With an eye on the Boycott, Divestment and Sanctions (BDS) movement against Israel, California State Assemblyman Travis Allen (R) on Monday introduced Assembly Bill 1552, which would ensure that California doesn’t contract with businesses that engage in boycotts based on race, color, religion, gender, or nationality.

“California strongly opposes discrimination. Of particular concern lately is the fact that boycotts of entities and individuals affiliated with specific countries can amount to ethnic, religious, racial and/or national origin discrimination. No group better demonstrates this fact than the Boycott, Divestment and Sanctions movement (BDS), whose use of false, demonizing and delegitimizing propaganda against the State of Israel has become a pretext for the expression of anti-Jewish bigotry,” said Allen.

Since 2005, the BDS movement has targeted the Jewish state for economic and political sanctions. In California, BDS efforts have been widespread within the 10-campus University of California (UC) system. Spurred by the efforts of Students for Justice in Palestine, various student governments and organizations have authorized non-binding resolutions endorsing anti-Israel boycott efforts. During this same time, incidents of anti-Semitism on California campuses have dramatically increased, leading the UC Board of Regents to consider adopting the U.S. State Department’s definition of anti-Semitism.

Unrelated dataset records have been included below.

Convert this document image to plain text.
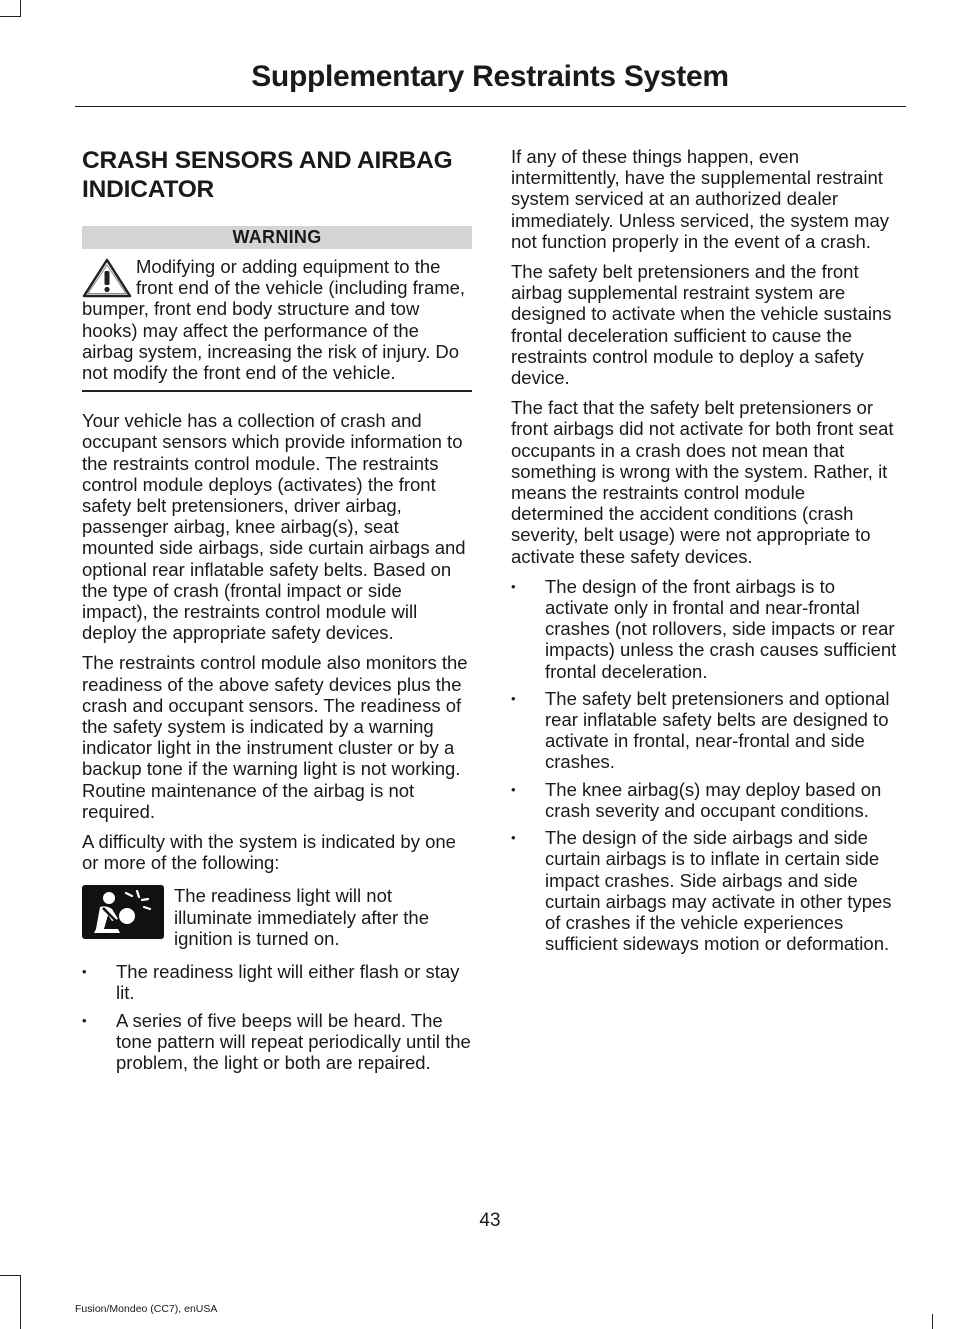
Supplementary Restraints System
CRASH SENSORS AND AIRBAG INDICATOR
WARNING
Modifying or adding equipment to the front end of the vehicle (including frame, bumper, front end body structure and tow hooks) may affect the performance of the airbag system, increasing the risk of injury. Do not modify the front end of the vehicle.

Your vehicle has a collection of crash and occupant sensors which provide information to the restraints control module. The restraints control module deploys (activates) the front safety belt pretensioners, driver airbag, passenger airbag, knee airbag(s), seat mounted side airbags, side curtain airbags and optional rear inflatable safety belts. Based on the type of crash (frontal impact or side impact), the restraints control module will deploy the appropriate safety devices.

The restraints control module also monitors the readiness of the above safety devices plus the crash and occupant sensors. The readiness of the safety system is indicated by a warning indicator light in the instrument cluster or by a backup tone if the warning light is not working. Routine maintenance of the airbag is not required.

A difficulty with the system is indicated by one or more of the following:

The readiness light will not illuminate immediately after the ignition is turned on.

• The readiness light will either flash or stay lit.
• A series of five beeps will be heard. The tone pattern will repeat periodically until the problem, the light or both are repaired.

If any of these things happen, even intermittently, have the supplemental restraint system serviced at an authorized dealer immediately. Unless serviced, the system may not function properly in the event of a crash.

The safety belt pretensioners and the front airbag supplemental restraint system are designed to activate when the vehicle sustains frontal deceleration sufficient to cause the restraints control module to deploy a safety device.

The fact that the safety belt pretensioners or front airbags did not activate for both front seat occupants in a crash does not mean that something is wrong with the system. Rather, it means the restraints control module determined the accident conditions (crash severity, belt usage) were not appropriate to activate these safety devices.

• The design of the front airbags is to activate only in frontal and near-frontal crashes (not rollovers, side impacts or rear impacts) unless the crash causes sufficient frontal deceleration.
• The safety belt pretensioners and optional rear inflatable safety belts are designed to activate in frontal, near-frontal and side crashes.
• The knee airbag(s) may deploy based on crash severity and occupant conditions.
• The design of the side airbags and side curtain airbags is to inflate in certain side impact crashes. Side airbags and side curtain airbags may activate in other types of crashes if the vehicle experiences sufficient sideways motion or deformation.
43
Fusion/Mondeo (CC7), enUSA
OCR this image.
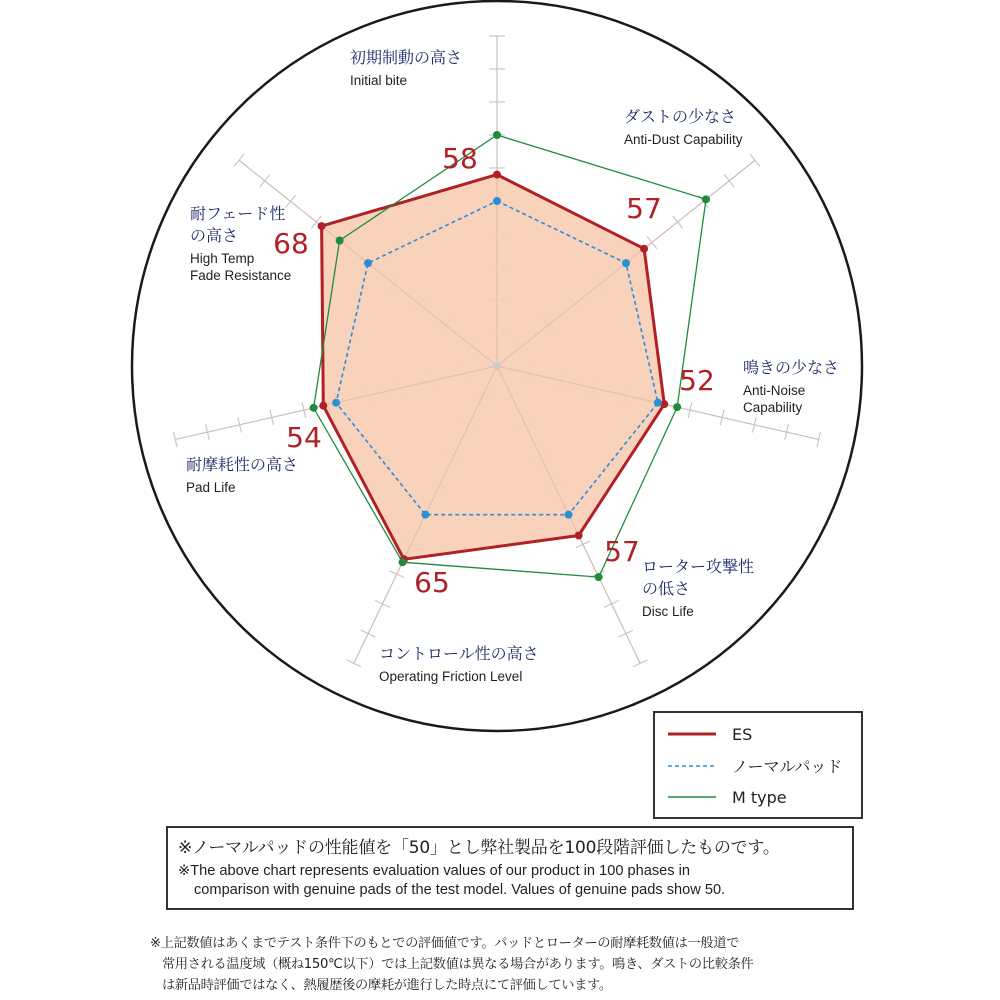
初期制動の高さ
Initial bite
ダストの少なさ
Anti-Dust Capability
鳴きの少なさ
Anti-Noise
Capability
ローター攻撃性
の低さ
Disc Life
コントロール性の高さ
Operating Friction Level
耐摩耗性の高さ
Pad Life
耐フェード性
の高さ
High Temp
Fade Resistance
58
57
52
57
65
54
68
ES
ノーマルパッド
M type
※ノーマルパッドの性能値を「50」とし弊社製品を100段階評価したものです。
※The above chart represents evaluation values of our product in 100 phases in
comparison with genuine pads of the test model. Values of genuine pads show 50.
※上記数値はあくまでテスト条件下のもとでの評価値です。パッドとローターの耐摩耗数値は一般道で
常用される温度域（概ね150℃以下）では上記数値は異なる場合があります。鳴き、ダストの比較条件
は新品時評価ではなく、熱履歴後の摩耗が進行した時点にて評価しています。
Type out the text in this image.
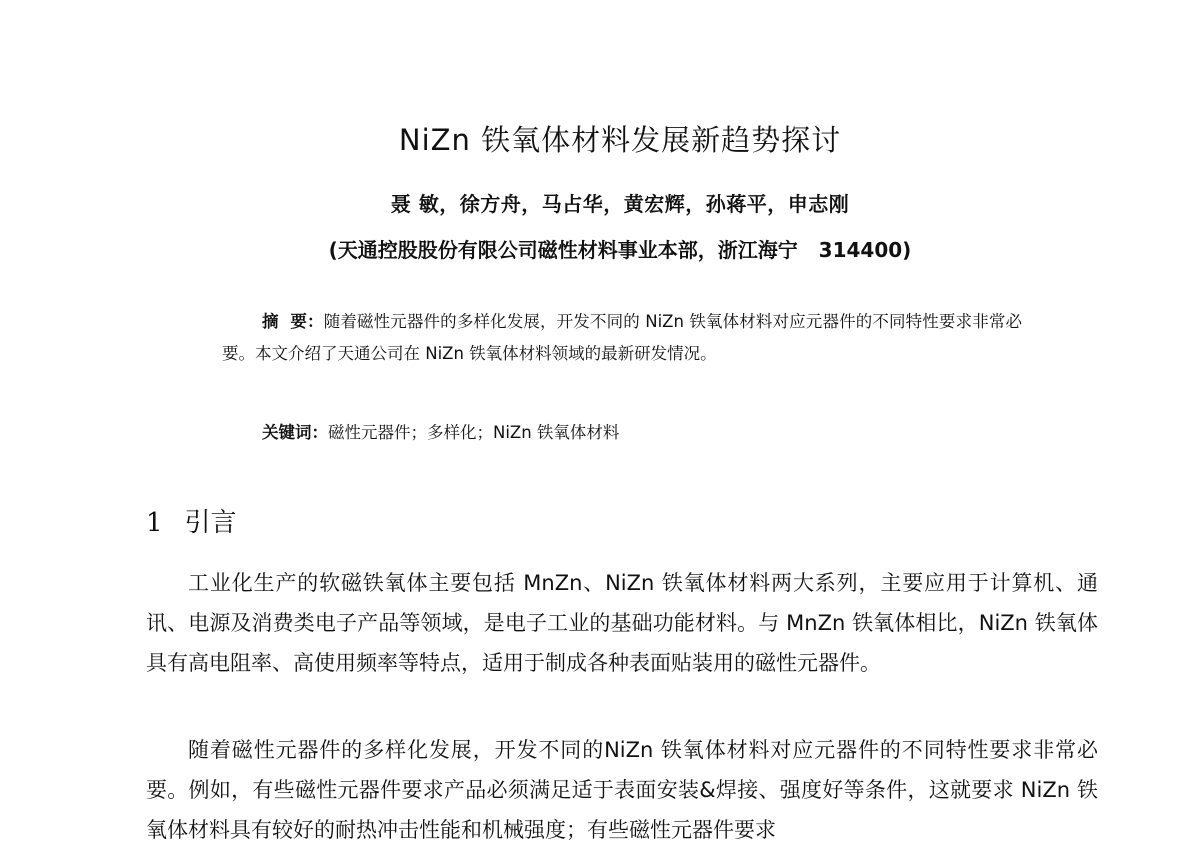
NiZn 铁氧体材料发展新趋势探讨
聂 敏，徐方舟，马占华，黄宏辉，孙蒋平，申志刚
(天通控股股份有限公司磁性材料事业本部，浙江海宁   314400)
摘  要：随着磁性元器件的多样化发展，开发不同的 NiZn 铁氧体材料对应元器件的不同特性要求非常必要。本文介绍了天通公司在 NiZn 铁氧体材料领域的最新研发情况。
关键词：磁性元器件；多样化；NiZn 铁氧体材料
1 引言
工业化生产的软磁铁氧体主要包括 MnZn、NiZn 铁氧体材料两大系列，主要应用于计算机、通讯、电源及消费类电子产品等领域，是电子工业的基础功能材料。与 MnZn 铁氧体相比，NiZn 铁氧体具有高电阻率、高使用频率等特点，适用于制成各种表面贴装用的磁性元器件。
随着磁性元器件的多样化发展，开发不同的NiZn 铁氧体材料对应元器件的不同特性要求非常必要。例如，有些磁性元器件要求产品必须满足适于表面安装&焊接、强度好等条件，这就要求 NiZn 铁氧体材料具有较好的耐热冲击性能和机械强度；有些磁性元器件要求
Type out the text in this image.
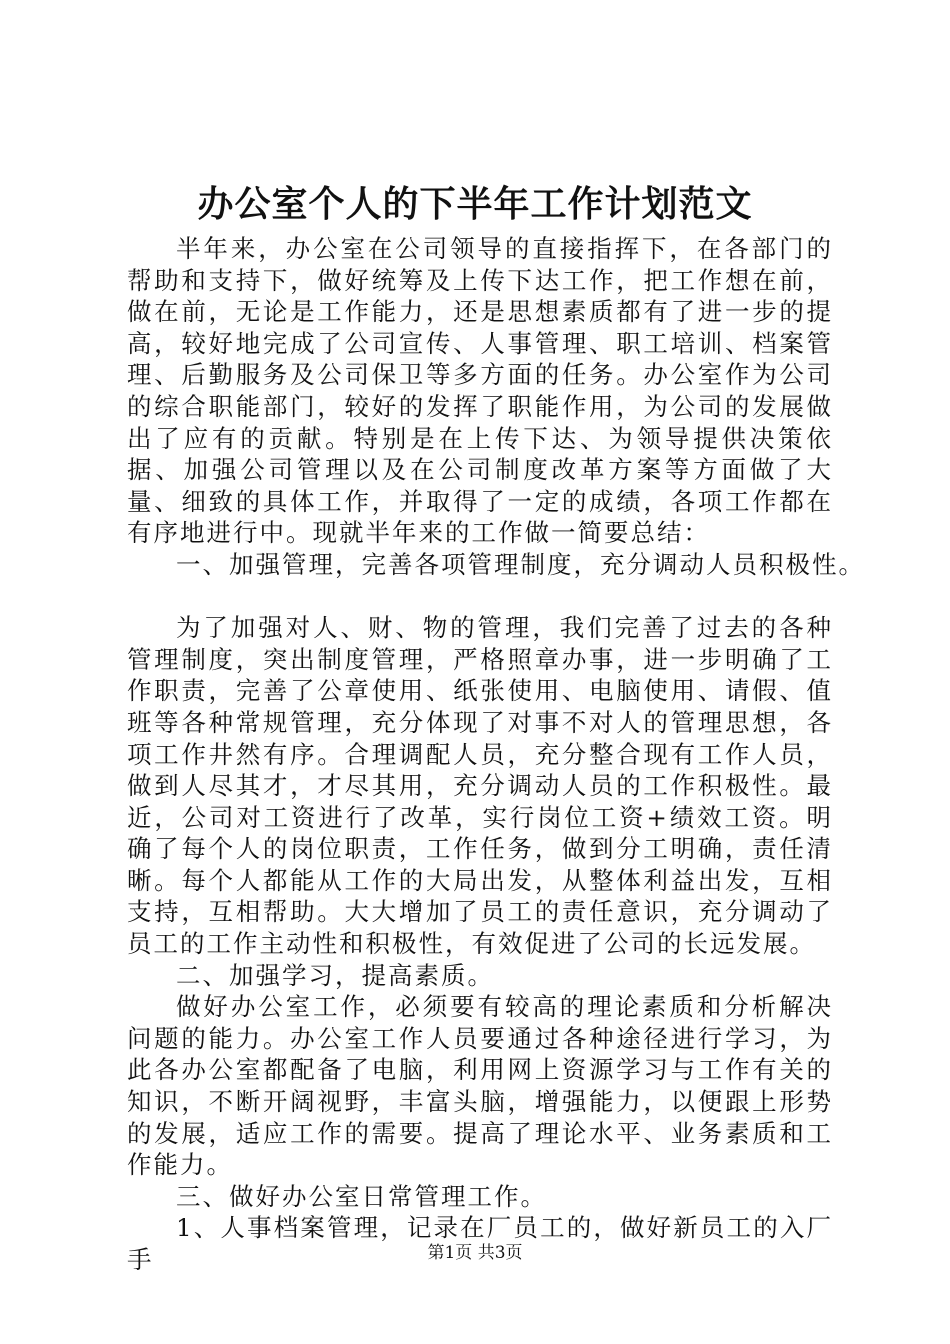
办公室个人的下半年工作计划范文

半年来，办公室在公司领导的直接指挥下，在各部门的帮助和支持下，做好统筹及上传下达工作，把工作想在前，做在前，无论是工作能力，还是思想素质都有了进一步的提高，较好地完成了公司宣传、人事管理、职工培训、档案管理、后勤服务及公司保卫等多方面的任务。办公室作为公司的综合职能部门，较好的发挥了职能作用，为公司的发展做出了应有的贡献。特别是在上传下达、为领导提供决策依据、加强公司管理以及在公司制度改革方案等方面做了大量、细致的具体工作，并取得了一定的成绩，各项工作都在有序地进行中。现就半年来的工作做一简要总结：

一、加强管理，完善各项管理制度，充分调动人员积极性。

为了加强对人、财、物的管理，我们完善了过去的各种管理制度，突出制度管理，严格照章办事，进一步明确了工作职责，完善了公章使用、纸张使用、电脑使用、请假、值班等各种常规管理，充分体现了对事不对人的管理思想，各项工作井然有序。合理调配人员，充分整合现有工作人员，做到人尽其才，才尽其用，充分调动人员的工作积极性。最近，公司对工资进行了改革，实行岗位工资+绩效工资。明确了每个人的岗位职责，工作任务，做到分工明确，责任清晰。每个人都能从工作的大局出发，从整体利益出发，互相支持，互相帮助。大大增加了员工的责任意识，充分调动了员工的工作主动性和积极性，有效促进了公司的长远发展。

二、加强学习，提高素质。

做好办公室工作，必须要有较高的理论素质和分析解决问题的能力。办公室工作人员要通过各种途径进行学习，为此各办公室都配备了电脑，利用网上资源学习与工作有关的知识，不断开阔视野，丰富头脑，增强能力，以便跟上形势的发展，适应工作的需要。提高了理论水平、业务素质和工作能力。

三、做好办公室日常管理工作。

1、人事档案管理，记录在厂员工的，做好新员工的入厂手	第1页 共3页
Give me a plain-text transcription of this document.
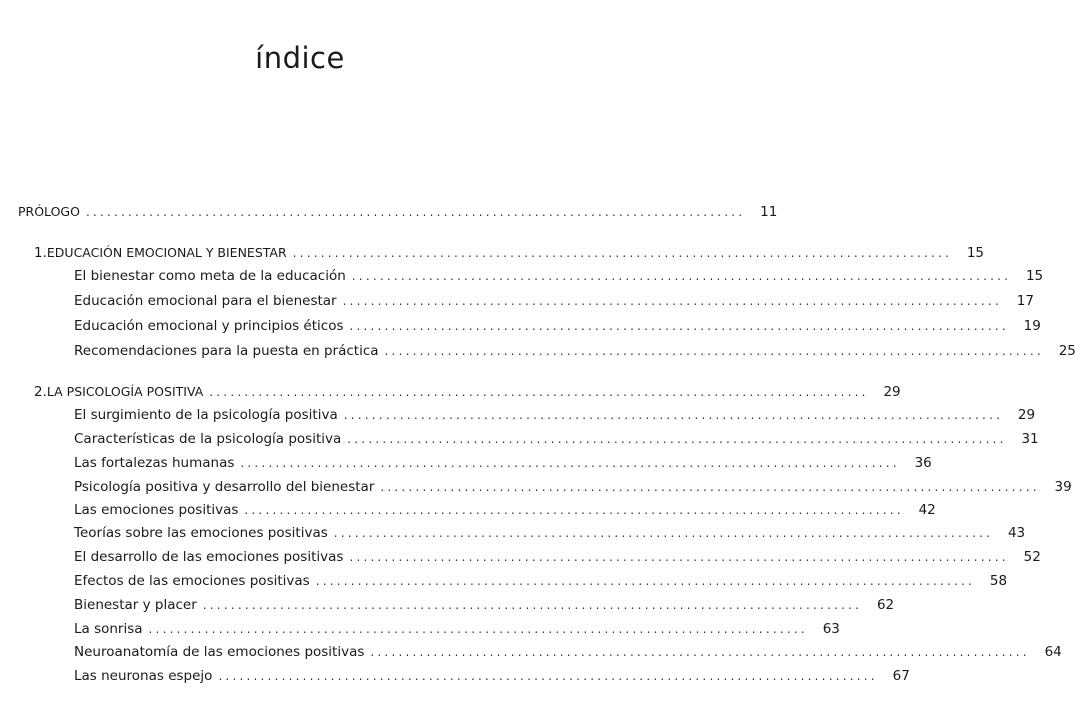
índice
PRÓLOGO ..............................................................................................	11
1. EDUCACIÓN EMOCIONAL Y BIENESTAR ..............................................................................................	15
El bienestar como meta de la educación ..............................................................................................	15
Educación emocional para el bienestar ..............................................................................................	17
Educación emocional y principios éticos ..............................................................................................	19
Recomendaciones para la puesta en práctica ..............................................................................................	25
2. LA PSICOLOGÍA POSITIVA ..............................................................................................	29
El surgimiento de la psicología positiva ..............................................................................................	29
Características de la psicología positiva ..............................................................................................	31
Las fortalezas humanas ..............................................................................................	36
Psicología positiva y desarrollo del bienestar ..............................................................................................	39
Las emociones positivas ..............................................................................................	42
Teorías sobre las emociones positivas ..............................................................................................	43
El desarrollo de las emociones positivas ..............................................................................................	52
Efectos de las emociones positivas ..............................................................................................	58
Bienestar y placer ..............................................................................................	62
La sonrisa ..............................................................................................	63
Neuroanatomía de las emociones positivas ..............................................................................................	64
Las neuronas espejo ..............................................................................................	67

Allen’s concerns over BDS efforts go beyond “ethnic, religious, racial, or nationality discrimination.” Targeting Israel for boycotts can have a negative economic impact on the Golden State itself, he argued.

According to Allen, “In 2014, California exported over $2.3 billion in goods to Israel, making it the state’s 18th largest export destination. Manufactured commodities are the largest export category for California, with over $1.6 billion, representing nearly 70 percent of all exports to Israel.”

In addition, Israeli technology may also be a source of life—literally—for California. With a disastrous drought threatening the entire state, California political and business leaders have turned to the Jewish state for an innovative solution in the form of desalination water treatment plants.

Allen offered another piece of legislation earlier on Monday with Assembly Bill 1551, the California-Israel Commerce Protection Act, which would require the state of California to divest from companies that boycott Israel.

The legislative initiative taken by the California Republican has been well received by pro-Israel organizations and groups that monitor anti-Semitism.

“We are proud that the state of California is taking up legislation to stop commercial discrimination and boycotts against Israel,” said Roz Rothstein, CEO of the Israel education and advocacy group StandWithUs. “Such boycott efforts are part of the BDS movement’s virulent propaganda campaign against Israel.”

Rothstein added, “The goal of BDS, as admitted by its own founders, is to isolate Israel among nations and convince the world that the Jewish state has no right to exist. This new bill makes it clear that California, a state whose citizens cherish the values of freedom, fairness, democracy, and peace, will make business decisions which uphold its public policy and values.”

EJ Kimball, director of U.S. Operations for the Israel Allies Foundation, told to the Haym Salomon Center, “The South Carolina bill that AB 1552 is modeled after was the product of more than two years of legal research, policy development and public educational resourcing by the Israel Allies Foundation. We’re pleased to see this effective approach taken up in California and elsewhere. Legislation such as this will play a significant role in defeating the BDS movement’s effort to promote commercial discrimination and boycotts against Israel.”

Students for Justice in Palestine, Coalition of West Coast Chapters did not answer a request for comment from the Haym Salomon Center.

The U.S. states of South Carolina and Illinois have passed similar legislation to the California proposal, aiming to take concrete action against BDS supporters, while state legislatures in Tennessee, New York, Indiana, Pennsylvania, and Florida have passed resolutions condemning the BDS movement.